[Bug] Burst performance issue with specific code

This is a very weird, very specific burst performance issue.

Was doing some benchmarks between a fixed point library and float and turned off a bunch of checks and the fixed point library suddenly performed much worse, even though it was executing less code.

I simplified this down to a basic performance test and it pretty much comes down to this.

This

                        var product = (long)this.Input[i] * this.Input[j];
                        var result = product >> 12;
                        this.Output[i] = (int)result;

executes 8x slower than

                        var product = (long)this.Input[i] * this.Input[j];
                        var result = product >> 12;

                        // 1 extra line of code which speeds up job 8x
                        result += (product & IntSignBit) >> (12 - 1);

                        this.Output[i] = (int)result;

Which makes no sense to me as the code is the same exact it has extra operations (add, sub, shift, and). I’d expect it to run slightly slower, not nearly an order of magnitude faster.
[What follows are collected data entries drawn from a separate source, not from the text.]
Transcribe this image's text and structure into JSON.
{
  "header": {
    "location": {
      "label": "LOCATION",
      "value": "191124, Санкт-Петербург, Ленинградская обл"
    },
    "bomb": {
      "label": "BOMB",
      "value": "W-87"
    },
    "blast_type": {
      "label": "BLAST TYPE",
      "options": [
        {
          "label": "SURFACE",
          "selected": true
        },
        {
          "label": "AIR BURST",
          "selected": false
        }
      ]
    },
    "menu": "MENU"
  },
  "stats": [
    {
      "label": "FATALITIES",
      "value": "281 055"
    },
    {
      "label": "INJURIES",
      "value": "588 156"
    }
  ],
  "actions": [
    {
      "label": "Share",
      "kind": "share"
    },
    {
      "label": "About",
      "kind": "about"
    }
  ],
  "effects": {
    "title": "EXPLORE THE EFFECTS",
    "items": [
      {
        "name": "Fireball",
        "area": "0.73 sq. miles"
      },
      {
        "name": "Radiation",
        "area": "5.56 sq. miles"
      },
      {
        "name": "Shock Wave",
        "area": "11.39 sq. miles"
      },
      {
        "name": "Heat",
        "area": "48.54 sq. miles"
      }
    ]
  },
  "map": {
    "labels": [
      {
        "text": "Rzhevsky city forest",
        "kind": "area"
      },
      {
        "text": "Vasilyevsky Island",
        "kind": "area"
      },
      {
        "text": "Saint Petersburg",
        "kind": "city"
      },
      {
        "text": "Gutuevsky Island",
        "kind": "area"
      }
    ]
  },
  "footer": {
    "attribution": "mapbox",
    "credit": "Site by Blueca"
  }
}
.I have repeated this dozens of times, tweaking stuff, run the test in different orders, upgraded burst (this is running on latest package now same result), forced recompiles and the result are the same.

Results:

Full Source:

The burst jobs

[BurstCompile]
private struct Test1Job : IJob
{
    public NativeArray<int> Input;
    public NativeArray<int> Output;

    public void Execute()
    {
        for (var i = 0; i < Count; i++)
        {
            for (var j = 0; j < Count; j++)
            {
                var product = (long)this.Input[i] * this.Input[j];
                var result = product >> 12;
                this.Output[i] = (int)result;
            }
        }
    }
}

[BurstCompile]
private struct Test2Job : IJob
{
    public NativeArray<int> Input;
    public NativeArray<int> Output;

    private const int IntSignBit = 1 << (12 - 1);

    public void Execute()
    {
        for (var i = 0; i < Count; i++)
        {
            for (var j = 0; j < Count; j++)
            {
                var product = (long)this.Input[i] * this.Input[j];
                var result = product >> 12;

                // 1 extra line of code which speeds up job 8x
                result += (product & IntSignBit) >> (12 - 1);

                this.Output[i] = (int)result;
            }
        }
    }
}

The tests

[Test]
[Performance]
public void Test1()
{
    NativeArray<int> input = default;
    NativeArray<int> output = default;

    input = new NativeArray<int>(Count, Allocator.TempJob);
    output = new NativeArray<int>(Count, Allocator.TempJob);

    for (var i = 0; i < Count; i++)
    {
        input[i] = Random.Range((int)MultiMin, (int)MultiMax);
    }

    Measure.Method(() =>
        {
            new Test1Job
                {
                    Input = input,
                    Output = output,
                }
                .Schedule().Complete();
        })
        .Run();

    input.Dispose();
    output.Dispose();
}

[Test]
[Performance]
public void Test2()
{
    NativeArray<int> input = default;
    NativeArray<int> output = default;

    input = new NativeArray<int>(Count, Allocator.TempJob);
    output = new NativeArray<int>(Count, Allocator.TempJob);

    for (var i = 0; i < Count; i++)
    {
        input[i] = Random.Range((int)MultiMin, (int)MultiMax);
    }

    Measure.Method(() =>
        {
            new Test2Job
                {
                    Input = input,
                    Output = output,
                }
                .Schedule().Complete();
        })
        .Run();

    input.Dispose();
    output.Dispose();
}

Please tell me I’ve done something stupid. I can’t see it though.

-edit-

safety system off
leak detection off
job debugger off
burst compilation on
synchronous compilation on

1 Like

Submitted a bug report: 1186429 with this test.

1 Like

I can reproduce - basically the second job is getting vectorized while the first isn’t - don’t have a handle on why yet though!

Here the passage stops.